Initialement roman de science-fiction riche en descriptifs et en idées de génie, Retour sur Belzagor sort de l’imagination avertie de Robert Silverberg, et plus précisément de son roman Les profondeurs de la terre. Philippe Thirault et Laura Zuccheri décidèrent de sortir le roman du placard et de le BDtiser en deux tomes. Le résultat est coloré et intelligent.
Au temps de la colonisation (et des supers technologies permettant de voyager de planète en planète d’un jet de fusée of course), Belzagor est squattée par une bande de racistes convaincus de leur supériorité. La palme de l’arrogance revient au commandant Kurtz, défoncé au venin de naggiar, réputé pour ses propriétés bienfaisantes. Gundersen est alors un jeune lieutenant. Comme dirait Voltaire au vu d’un estropié par chez nous "c’est à ce prix que vous mangez du sucre en Europe".
La métaphore à peine cachée de l’impérialisme du début du XXème siècle percute le lecteur de plein fouet dès les premiers instants. Et puis nous voilà directement propulsés dix-huit ans plus tard, dans une navette entre deux atmosphères, pour un voyage retour sur Belzagor. Deux scientifiques, élevés à la splendeur de la nature et aux immersions en combi stérilisée et prélèvements à la pince à épiler, accompagnent l’ex-lieutenant Gundersen sur les pas de ses premières armes.
La décolonisation l’a jeté de Belzagor où il se sentait chez lui, et la planète "rendue" à ses habitants, deux espèces intelligentes et pacifiques : les Noldoror et les Sulidor. Entre mammouth imberbe et gentils hippopotames cornus pour les uns, et bipèdes orange à la carrure d’un Chewbacca absolument chauve et pourvu de deux rangées de dents qui vous feront passer l’envie de plaisanter sur les rongeurs, pour les autres.
Belzagor est désormais balisée, les territoires sacrés ne sont pas accessibles aux humains que constituent la mission scientifique dont Gundersen est le guide. Ce dernier cache évidemment quelques éléments sur son passé, ce que ne manque pas de lui rappeler les quelques habitants de Belzagor. A commencer par Kurtz le drogué au naggiar marié à Seena, son ex amante, qui s’habille une ou deux tailles en dessous de ses mensurations, avis aux amateurs de nichons en string.

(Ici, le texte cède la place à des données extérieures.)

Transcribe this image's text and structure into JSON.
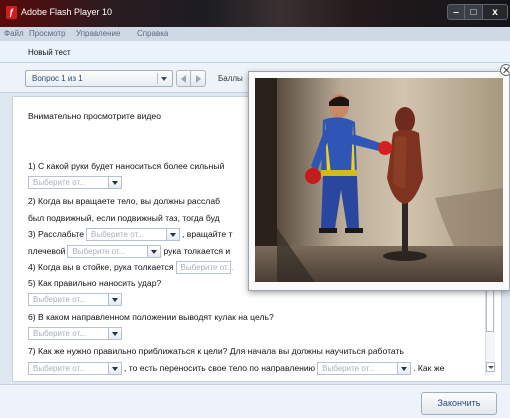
{
  "window": {
    "title": "Adobe Flash Player 10",
    "buttons": {
      "minimize": "–",
      "maximize": "□",
      "close": "x"
    }
  },
  "menu": [
    "Файл",
    "Просмотр",
    "Управление",
    "Справка"
  ],
  "test_name": "Новый тест",
  "toolbar": {
    "question_select": "Вопрос 1 из 1",
    "score_label": "Баллы"
  },
  "instruction": "Внимательно просмотрите видео",
  "dropdown_placeholder": "Выберите от...",
  "lines": {
    "q1": "1) С какой руки будет наноситься более сильный",
    "q2a": "2) Когда вы вращаете тело, вы должны расслаб",
    "q2b": "был подвижный, если подвижный таз, тогда буд",
    "q3a_1": "3) Расслабьте",
    "q3a_2": ", вращайте т",
    "q3b_1": "плечевой",
    "q3b_2": "рука толкается и",
    "q4": "4) Когда вы в стойке, рука толкается",
    "q5": "5) Как правильно наносить удар?",
    "q6": "6) В каком направленном положении выводят кулак на цель?",
    "q7a": "7) Как же нужно правильно приближаться к цели? Для начала вы должны научиться работать",
    "q7b_1": ", то есть переносить свое тело по направлению",
    "q7b_2": ". Как же"
  },
  "finish_button": "Закончить",
  "video": {
    "description_icon": "video-frame"
  }
}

Pour la mission scientifique conduite par Sam le grincheux et Dorothy sa femme-qui-ne-va-pas-tarder-à-aller-voir-ailleurs-s’il-continue-à-se-comporter-comme-un-goujat, il s’agit d’assister à la mystérieuse cérémonie de la renaissance en territoire sacré des Nildoror. Gundersen est là pour négocier une entrée dans ce territoire, réveillant de douloureux souvenirs.
Au-delà de l’imbroglio amoureux et des piques acerbes tirées de la rancune des non-dits dans le passé, Retour sur Belzagor est un album qui pousse à s’interroger sur la place réelle accordée à l’intelligence, ne serait-elle pas finalement un savant dosage de sagesse et de bienveillance ? Alors que le monde contemporain place ses valeurs dans les technologies, toujours plus rapides, toujours plus chronophages et superficielles, ne serait-il pas plus riche de s’harmoniser avec la nature et de ressentir enfin ? C’est vrai que le sujet est en train de se muer en "croquez des graines" et "faites pousser des branchies à votre colon", mais l’intention est là. Le récit de Silverberg devient du coup franchement actuel.
Les personnages sont dessinés avec beaucoup de réalisme (et sans défaut, évidemment), les décors sont grandement exotiques, on se baisserait presque pour ramasser des papayes à la foufourche s’il y en avait. La précision des traits rend les émotions faciles à lire sur les visages et dans les postures des personnages. De même, les décors sont bluffants de couleurs et de précision, au point de sentir les odeurs de jungle et de brume aux moments suspendus.
Subtile et dénonciatrice des gouvernements égocentriques à la mèche blonde from here to here (et les autres), l’intrigue de Retour sur Belzagor est sublimée par des dessins minutieux et précis. Les couleurs franches sans dégoulinades de fluos montrent une belle maîtrise de la palette savamment dosée pour mener le regard sur chaque tableau de l’essentiel au particulier, sans superflu.
Enchantant les sens et questionnant les âmes. Un sacré bon moment d’immersion dans ce que l’homme a de plus paradoxal : son humanité.